Il poussa lentement la lourde porte. Elle grinça comme grincent toutes les portes dans les vieux films à suspense, mais de suspense, il n’y en avait aucun. Il savait qu’il trouverait une maison vide et un intérieur d’une rare beauté, malgré le temps, malgré les torrents de larmes, malgré son triste regard sur les choses, désormais.
Derrière lui, la lumière s’amusait à se frayer un passage pour couvrir, à nouveau, d’or, les murs de la demeure. Il sentait clairement qu’elle le poussait. Comme il l’avait décidé, il prit, quand même, son temps, observant chaque détail, chaque poussière, chaque parcelle de beauté qui l’entourait.
Il s’arrêta sur la poignée de la porte. Par habitude, il ne l’avait pas regardée. Cette simple serrure montrait des trésors d’ingénierie et d’esthétisme. Dans son ancien univers, elle aurait même pu finir dans un musée, tant le travail de l’artisan semblait inhumain. Une précision dans chaque détail digne du divin. C’est là qu’il comprit. Rien dans cette ruine n’était humain.
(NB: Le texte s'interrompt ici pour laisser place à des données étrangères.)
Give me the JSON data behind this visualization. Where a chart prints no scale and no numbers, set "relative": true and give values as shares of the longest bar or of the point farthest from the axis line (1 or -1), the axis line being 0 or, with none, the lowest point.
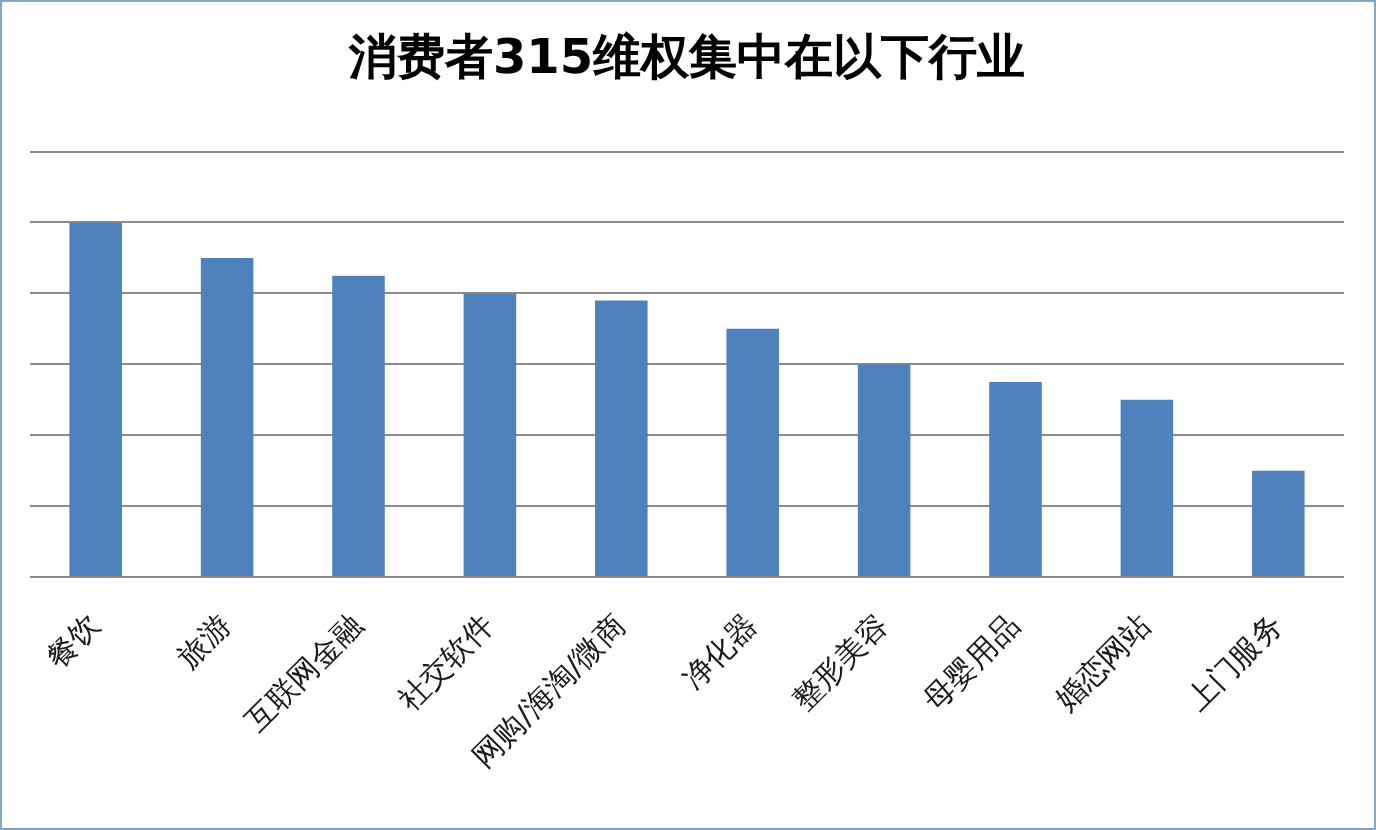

Il passait tranquillement, paisiblement, d’un monde à l’autre, sans lutte, sans conflits. Il savait que tout n’était pas réglé mais plus rien de vital ne le retenait vraiment. Il pouvait partir, il en avait la possibilité et surtout, c’était le moment. Puisque plus rien ne le retenait, il ne servait à rien de se construire, artificiellement, des univers à sauvegarder, à protéger.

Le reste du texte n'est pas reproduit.